We also applied a k-means algorithm to the SCEC Community Velocity Models (CVMs) to define various regionalizations that we compared with geologic and other geophysical constraints on structure of the crust. This analysis suggests robust, low-order regionalizations are geologically valid for both versions of the SCEC CVM’s (CVM-S 4.26 and CVM-H 15.1), while higher order regionalizations for the CVM-S show greater consistency with more detailed aspects of inferred crustal composition (see Eymold & Jordan, 2019). The analysis highlighted deficiencies in the models, as well as identified ways that the method may be used to improve future iterations of the Geologic Framework Model (GFM).
Intellectual Merit This project is the primary effort to develop a Geologic Framework Model (GFM), which is central to develop the Community Rheologic Model (CRM) and a range of other models that support SCEC science objectives.
Broader Impacts The project promotes training of graduate students, and ultimately will improve SCEC's ability to assess seismic hazard in Southern California, with the goal of helping to mitigate risk. We also develop and apply new methods for generating structural models to support earthquake science that can be applied to other areas in the United States and throughout the world.

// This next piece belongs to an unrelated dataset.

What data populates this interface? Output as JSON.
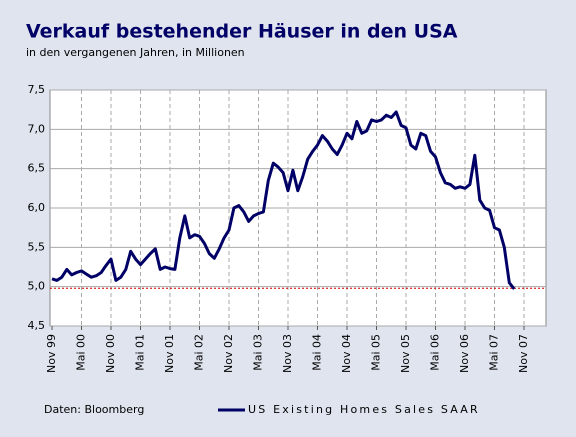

Exemplary Figure Figure 1: Left: Perspective view of Southern California with GFM unit boundaries (yellow) and horizons (color contoured Moho and reflective LAB). Black outlines show CFM faults corresponding to unit boundaries. Right: Identical perspective view of GFM grid showing crustal, lithotectonic units (regions of color scale), the upper mantle layer (dotted), and the asthenosphere layer (solid green). Three crustal units are dotted to provide a sense of the volumetric nature of the grid. 3x vertical exaggeration.